A limitation of our study was an inability to evaluate a possible correlation between OS markers and hyperglycemia. This was due to a large variation in draw times of blood glucose samples obtained as a part of the neonates' standard of care. Only a small number of glucose levels were drawn within ±4 h period of OS marker sampling.

Conclusion

Oxidative stress marker malondialdehyde (MDA) is higher in cord blood than at 24 h of life regardless of gestational age. In preterm neonates, ET-1 levels are higher in umbilical cord blood compared to 24 h of life.
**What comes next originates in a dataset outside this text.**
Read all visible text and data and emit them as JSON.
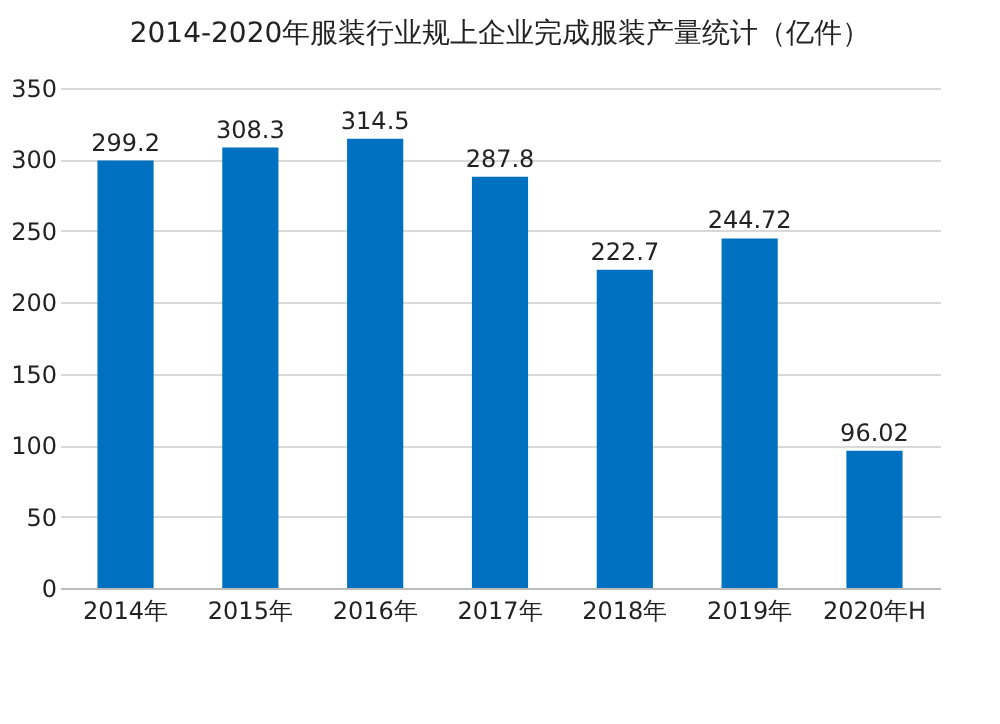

Data Availability Statement

The datasets generated for this study are available on request to the corresponding author.

Ethics Statement

The studies involving human participants were reviewed and approved by Advocate Health Care Institutional Review Board. Written informed consent to participate in this study was provided by the participants' legal guardian/next of kin.

Author Contributions

GS, BP, and AG contributed to study conception design and methodology. GS developed the database, obtained consent, collected samples, performed all data collection, and completed the first draft of the manuscript. SB and GP performed biomarker estimations. GS, SB, and GP all contributed to statistical analyses. GS, SB, GP, BP, and AG contributed to data analysis and critical review of the manuscript. GS, SB, GP, BP, and AG read and approved the submitted manuscript version.

Conflict of Interest

AG is founder and CEO of company Pharmazz Inc. The remaining authors declare that the research was conducted in the absence of any commercial or financial relationships that could be construed as a potential conflict of interest.